Current Gaps and Future Focus in AI Deployment
Frankle identifies several gaps in the current AI landscape that Databricks is focused on:
- Measurement: Still learning how to best help customers build methods to measure their AI products effectively [00:31:00].
- Navigation of approaches: Understanding what combination of RAG (Retrieval Augmented Generation), prompting, and fine-tuning works best for different use cases [00:31:19].
- Data challenges: Helping customers with messy or incomplete data sets (e.g., many inputs but few outputs) to build effective AI systems [00:37:40].
- Production comfort: Ensuring customers feel comfortable deploying and running AI systems in production environments [00:32:29].
Frankle believes the open-source model world is “exceedingly well covered” [00:38:30], allowing Databricks to focus on these “last mile” challenges to make AI useful for its 12,000 customers [00:38:15].

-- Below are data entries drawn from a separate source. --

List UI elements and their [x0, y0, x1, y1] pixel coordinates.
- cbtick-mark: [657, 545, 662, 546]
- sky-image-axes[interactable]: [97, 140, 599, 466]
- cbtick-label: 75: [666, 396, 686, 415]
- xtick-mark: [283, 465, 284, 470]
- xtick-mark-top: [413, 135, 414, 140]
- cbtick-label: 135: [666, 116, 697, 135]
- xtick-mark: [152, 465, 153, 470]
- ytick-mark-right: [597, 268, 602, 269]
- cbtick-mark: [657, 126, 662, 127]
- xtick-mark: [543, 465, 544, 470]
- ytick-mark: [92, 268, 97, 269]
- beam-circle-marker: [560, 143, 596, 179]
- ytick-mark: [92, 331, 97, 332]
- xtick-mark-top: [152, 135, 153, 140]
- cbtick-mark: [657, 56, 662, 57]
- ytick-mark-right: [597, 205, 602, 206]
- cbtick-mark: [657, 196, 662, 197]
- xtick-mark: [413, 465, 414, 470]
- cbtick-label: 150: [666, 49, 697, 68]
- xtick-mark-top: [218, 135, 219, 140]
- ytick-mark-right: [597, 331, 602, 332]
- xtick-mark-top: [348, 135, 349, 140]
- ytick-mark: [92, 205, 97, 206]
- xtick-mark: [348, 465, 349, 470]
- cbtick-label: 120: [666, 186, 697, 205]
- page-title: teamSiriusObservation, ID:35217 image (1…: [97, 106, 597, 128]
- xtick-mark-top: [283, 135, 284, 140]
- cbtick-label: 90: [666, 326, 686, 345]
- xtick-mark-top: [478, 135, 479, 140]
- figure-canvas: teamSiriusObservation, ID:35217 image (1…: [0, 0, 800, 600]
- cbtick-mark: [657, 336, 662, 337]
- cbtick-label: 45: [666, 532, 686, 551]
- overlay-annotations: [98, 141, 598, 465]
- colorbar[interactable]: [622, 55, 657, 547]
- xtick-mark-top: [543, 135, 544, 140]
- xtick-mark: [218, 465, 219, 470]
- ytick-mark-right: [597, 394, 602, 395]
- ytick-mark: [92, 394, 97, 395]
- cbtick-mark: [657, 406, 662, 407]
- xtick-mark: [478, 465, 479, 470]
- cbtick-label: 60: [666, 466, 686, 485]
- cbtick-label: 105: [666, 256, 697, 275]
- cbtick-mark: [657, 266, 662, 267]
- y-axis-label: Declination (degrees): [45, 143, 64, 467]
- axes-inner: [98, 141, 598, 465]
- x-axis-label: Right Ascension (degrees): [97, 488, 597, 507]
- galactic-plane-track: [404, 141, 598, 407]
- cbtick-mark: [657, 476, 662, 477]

Policy and Responsible AI Deployment
Frankle stresses that AI experts have a responsibility to participate in policy discussions to ensure systems are used responsibly [00:53:00]. Key policy questions include:
- When to allow/disallow systems: It is acceptable to say that certain AI systems are not reliable enough for specific contexts [00:55:21].
- Setting standards: Rigorous standards for AI systems, particularly in high-stakes areas like law enforcement, medicine, and autonomous vehicles, where mistakes can have severe consequences [00:56:07].
- Scientific honesty: Being transparent about what is known and unknown about AI capabilities, and not over-promising future advancements, helps build public trust [00:57:46].
Underexplored Areas
While AI applications are being explored everywhere, Frankle is personally excited about robotics and embodied systems, viewing them as powerful tools for interacting with the physical world, similar to how information systems interact with the digital world [00:59:19].